Aged care can be a wonderful employment opportunity
Rob Aney, Health Education Officer with the Health Services Union, described a path to empowerment through higher wages, proper career paths, and improved staffing levels.
He said aged care provides a wonderful employment opportunity, both for individuals and providing a wonderful service that brings “love” and “job” to the community
Mr Aney said staffing levels go to the heart of job satisfaction in aged care. He said people want to work in aged care because they want to spend time with residents. But all too often, working in aged care is reduced to performing “mechanical” tasks, rather than responding to “emotional needs”.

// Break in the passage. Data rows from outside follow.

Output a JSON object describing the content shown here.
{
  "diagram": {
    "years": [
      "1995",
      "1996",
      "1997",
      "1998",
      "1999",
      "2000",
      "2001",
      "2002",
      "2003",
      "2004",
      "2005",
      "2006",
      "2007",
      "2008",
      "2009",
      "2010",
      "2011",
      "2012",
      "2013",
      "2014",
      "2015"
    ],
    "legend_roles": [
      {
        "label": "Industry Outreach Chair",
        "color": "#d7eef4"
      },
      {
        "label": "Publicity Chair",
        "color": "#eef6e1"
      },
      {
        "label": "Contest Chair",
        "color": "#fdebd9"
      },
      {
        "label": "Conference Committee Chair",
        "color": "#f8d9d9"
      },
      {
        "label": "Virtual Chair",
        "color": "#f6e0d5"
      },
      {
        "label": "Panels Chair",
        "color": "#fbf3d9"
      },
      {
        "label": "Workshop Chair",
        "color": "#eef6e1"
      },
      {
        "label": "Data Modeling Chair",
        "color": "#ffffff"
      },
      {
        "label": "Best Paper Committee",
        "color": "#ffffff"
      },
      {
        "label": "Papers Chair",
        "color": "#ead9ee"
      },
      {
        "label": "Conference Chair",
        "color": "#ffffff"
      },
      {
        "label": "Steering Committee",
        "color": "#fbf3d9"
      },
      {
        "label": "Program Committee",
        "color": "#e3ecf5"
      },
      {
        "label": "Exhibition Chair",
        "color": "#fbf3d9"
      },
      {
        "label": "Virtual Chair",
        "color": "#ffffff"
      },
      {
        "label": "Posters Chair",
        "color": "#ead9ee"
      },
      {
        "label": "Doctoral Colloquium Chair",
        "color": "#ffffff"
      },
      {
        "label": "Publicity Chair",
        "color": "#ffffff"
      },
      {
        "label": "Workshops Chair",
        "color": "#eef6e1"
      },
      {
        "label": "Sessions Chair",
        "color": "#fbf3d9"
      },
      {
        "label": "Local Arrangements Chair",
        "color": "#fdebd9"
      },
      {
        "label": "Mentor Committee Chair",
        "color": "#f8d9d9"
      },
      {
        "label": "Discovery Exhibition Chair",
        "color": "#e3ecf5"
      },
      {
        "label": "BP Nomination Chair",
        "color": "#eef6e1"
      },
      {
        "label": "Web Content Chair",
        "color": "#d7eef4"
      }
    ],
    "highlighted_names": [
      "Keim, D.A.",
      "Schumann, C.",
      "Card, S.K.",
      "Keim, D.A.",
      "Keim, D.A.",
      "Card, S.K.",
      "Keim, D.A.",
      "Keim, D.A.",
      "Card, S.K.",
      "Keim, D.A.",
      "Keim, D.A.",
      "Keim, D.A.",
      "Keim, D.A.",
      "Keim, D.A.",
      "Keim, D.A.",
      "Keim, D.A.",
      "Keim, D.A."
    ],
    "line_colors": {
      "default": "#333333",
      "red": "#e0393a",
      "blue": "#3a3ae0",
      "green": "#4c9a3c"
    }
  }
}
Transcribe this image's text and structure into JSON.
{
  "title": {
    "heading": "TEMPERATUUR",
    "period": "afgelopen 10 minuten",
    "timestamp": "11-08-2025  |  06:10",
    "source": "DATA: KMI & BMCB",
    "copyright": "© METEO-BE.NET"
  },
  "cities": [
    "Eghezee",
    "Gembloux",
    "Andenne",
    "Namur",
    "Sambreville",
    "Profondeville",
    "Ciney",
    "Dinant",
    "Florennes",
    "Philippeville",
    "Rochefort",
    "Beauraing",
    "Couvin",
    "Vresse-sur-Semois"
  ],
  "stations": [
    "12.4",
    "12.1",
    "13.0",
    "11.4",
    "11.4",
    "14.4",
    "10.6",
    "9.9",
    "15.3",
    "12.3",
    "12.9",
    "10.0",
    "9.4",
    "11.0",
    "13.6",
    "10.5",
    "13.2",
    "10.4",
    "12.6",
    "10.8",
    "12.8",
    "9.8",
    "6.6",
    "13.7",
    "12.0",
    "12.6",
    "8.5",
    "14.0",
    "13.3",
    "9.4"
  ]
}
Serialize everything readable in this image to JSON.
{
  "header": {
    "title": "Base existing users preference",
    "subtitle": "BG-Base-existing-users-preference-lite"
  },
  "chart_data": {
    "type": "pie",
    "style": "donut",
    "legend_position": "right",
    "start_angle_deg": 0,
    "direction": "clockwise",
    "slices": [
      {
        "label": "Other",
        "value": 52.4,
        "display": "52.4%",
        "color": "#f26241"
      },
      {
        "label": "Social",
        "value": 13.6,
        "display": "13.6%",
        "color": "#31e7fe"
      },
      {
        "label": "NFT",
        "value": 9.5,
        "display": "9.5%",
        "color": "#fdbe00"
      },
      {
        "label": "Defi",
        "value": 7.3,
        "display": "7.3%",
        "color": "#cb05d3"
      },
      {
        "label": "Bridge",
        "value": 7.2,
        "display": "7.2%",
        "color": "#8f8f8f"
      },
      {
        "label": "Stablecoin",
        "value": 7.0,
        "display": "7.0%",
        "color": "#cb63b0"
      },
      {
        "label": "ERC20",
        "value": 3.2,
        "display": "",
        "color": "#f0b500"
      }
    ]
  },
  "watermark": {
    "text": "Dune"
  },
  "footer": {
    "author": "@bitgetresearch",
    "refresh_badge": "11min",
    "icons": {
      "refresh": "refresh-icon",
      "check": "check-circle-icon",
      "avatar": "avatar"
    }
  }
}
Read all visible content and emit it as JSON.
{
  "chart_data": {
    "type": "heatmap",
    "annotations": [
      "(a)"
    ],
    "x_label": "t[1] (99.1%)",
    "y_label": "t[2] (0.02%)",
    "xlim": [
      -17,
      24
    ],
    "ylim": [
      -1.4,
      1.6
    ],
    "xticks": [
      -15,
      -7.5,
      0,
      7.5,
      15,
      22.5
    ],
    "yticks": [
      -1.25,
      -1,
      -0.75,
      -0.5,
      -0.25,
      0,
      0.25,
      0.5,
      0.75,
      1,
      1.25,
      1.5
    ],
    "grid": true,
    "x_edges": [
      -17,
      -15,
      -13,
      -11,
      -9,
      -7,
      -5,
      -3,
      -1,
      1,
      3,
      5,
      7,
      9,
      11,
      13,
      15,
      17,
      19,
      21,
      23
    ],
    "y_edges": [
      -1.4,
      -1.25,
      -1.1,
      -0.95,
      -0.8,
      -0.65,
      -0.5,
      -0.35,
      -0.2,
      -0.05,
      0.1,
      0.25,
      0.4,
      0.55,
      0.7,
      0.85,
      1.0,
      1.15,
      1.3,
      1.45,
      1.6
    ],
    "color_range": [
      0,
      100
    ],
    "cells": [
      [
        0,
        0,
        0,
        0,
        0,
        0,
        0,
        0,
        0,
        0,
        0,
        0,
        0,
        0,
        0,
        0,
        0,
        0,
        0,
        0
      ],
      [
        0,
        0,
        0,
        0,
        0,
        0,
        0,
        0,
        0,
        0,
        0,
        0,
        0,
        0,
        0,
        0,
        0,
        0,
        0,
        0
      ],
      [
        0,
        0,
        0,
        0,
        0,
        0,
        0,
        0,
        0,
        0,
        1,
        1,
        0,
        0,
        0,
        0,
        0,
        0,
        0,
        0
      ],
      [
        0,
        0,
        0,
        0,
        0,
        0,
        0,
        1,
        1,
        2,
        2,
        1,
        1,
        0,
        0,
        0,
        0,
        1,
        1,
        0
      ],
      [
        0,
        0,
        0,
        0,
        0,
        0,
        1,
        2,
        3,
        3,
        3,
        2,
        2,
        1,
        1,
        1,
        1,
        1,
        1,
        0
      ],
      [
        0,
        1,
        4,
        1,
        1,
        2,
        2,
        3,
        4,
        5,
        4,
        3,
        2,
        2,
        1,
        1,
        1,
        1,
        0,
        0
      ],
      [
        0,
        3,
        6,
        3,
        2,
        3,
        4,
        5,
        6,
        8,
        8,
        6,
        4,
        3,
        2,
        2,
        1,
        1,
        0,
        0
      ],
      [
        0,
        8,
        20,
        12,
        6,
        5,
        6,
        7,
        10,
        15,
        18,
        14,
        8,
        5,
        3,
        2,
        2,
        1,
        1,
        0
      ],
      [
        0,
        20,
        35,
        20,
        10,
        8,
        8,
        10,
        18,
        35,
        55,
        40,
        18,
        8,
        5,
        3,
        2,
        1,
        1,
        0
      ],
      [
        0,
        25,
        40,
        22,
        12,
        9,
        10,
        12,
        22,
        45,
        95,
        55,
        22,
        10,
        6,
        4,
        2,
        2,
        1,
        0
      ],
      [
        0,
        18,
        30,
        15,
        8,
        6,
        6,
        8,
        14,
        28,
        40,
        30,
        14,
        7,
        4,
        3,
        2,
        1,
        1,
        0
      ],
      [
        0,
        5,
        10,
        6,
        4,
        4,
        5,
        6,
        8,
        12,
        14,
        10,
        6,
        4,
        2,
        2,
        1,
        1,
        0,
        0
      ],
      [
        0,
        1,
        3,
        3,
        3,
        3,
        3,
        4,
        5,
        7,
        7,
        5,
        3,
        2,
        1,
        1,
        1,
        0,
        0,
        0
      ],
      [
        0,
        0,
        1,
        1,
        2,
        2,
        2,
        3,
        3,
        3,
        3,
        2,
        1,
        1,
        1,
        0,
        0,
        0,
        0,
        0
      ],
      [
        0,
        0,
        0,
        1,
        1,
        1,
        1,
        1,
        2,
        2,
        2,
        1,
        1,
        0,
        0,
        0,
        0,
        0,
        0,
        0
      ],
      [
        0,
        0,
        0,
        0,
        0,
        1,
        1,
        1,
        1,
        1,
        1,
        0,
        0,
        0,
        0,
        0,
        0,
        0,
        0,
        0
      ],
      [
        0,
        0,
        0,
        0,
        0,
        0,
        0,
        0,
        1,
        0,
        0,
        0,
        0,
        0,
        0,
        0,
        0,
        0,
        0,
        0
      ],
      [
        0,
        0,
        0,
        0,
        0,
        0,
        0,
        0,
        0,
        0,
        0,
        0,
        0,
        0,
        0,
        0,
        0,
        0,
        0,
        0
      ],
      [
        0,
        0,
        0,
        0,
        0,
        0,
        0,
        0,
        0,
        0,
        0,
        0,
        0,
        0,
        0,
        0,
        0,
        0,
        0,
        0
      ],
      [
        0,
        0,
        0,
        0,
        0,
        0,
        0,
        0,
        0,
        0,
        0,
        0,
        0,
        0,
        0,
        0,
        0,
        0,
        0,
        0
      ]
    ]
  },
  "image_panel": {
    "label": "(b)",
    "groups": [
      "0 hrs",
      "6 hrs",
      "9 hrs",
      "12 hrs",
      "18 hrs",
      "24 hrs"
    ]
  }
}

He said aged care workers retire with only $18,000 worth of superannuation, on average.
“The reward for devoting your life to working for the elderly is to be facing poverty in your older years,” he said.
Mr Aney said aged care workers often have very little choice and control about their work conditions, and are often told they can simply “take it or leave it”.
Valuing our elderly is the first step to improving conditions in aged care
Ms Butler said governments must set proper standards for staffing in aged care.
She said valuing our elderly is the first step to empowering the people who work in the aged care sector.
“One of the most important things for any of us is to be valued and respected for what we do. Aged care workers are undervalued in an under resourced and undervalued sector,” she said.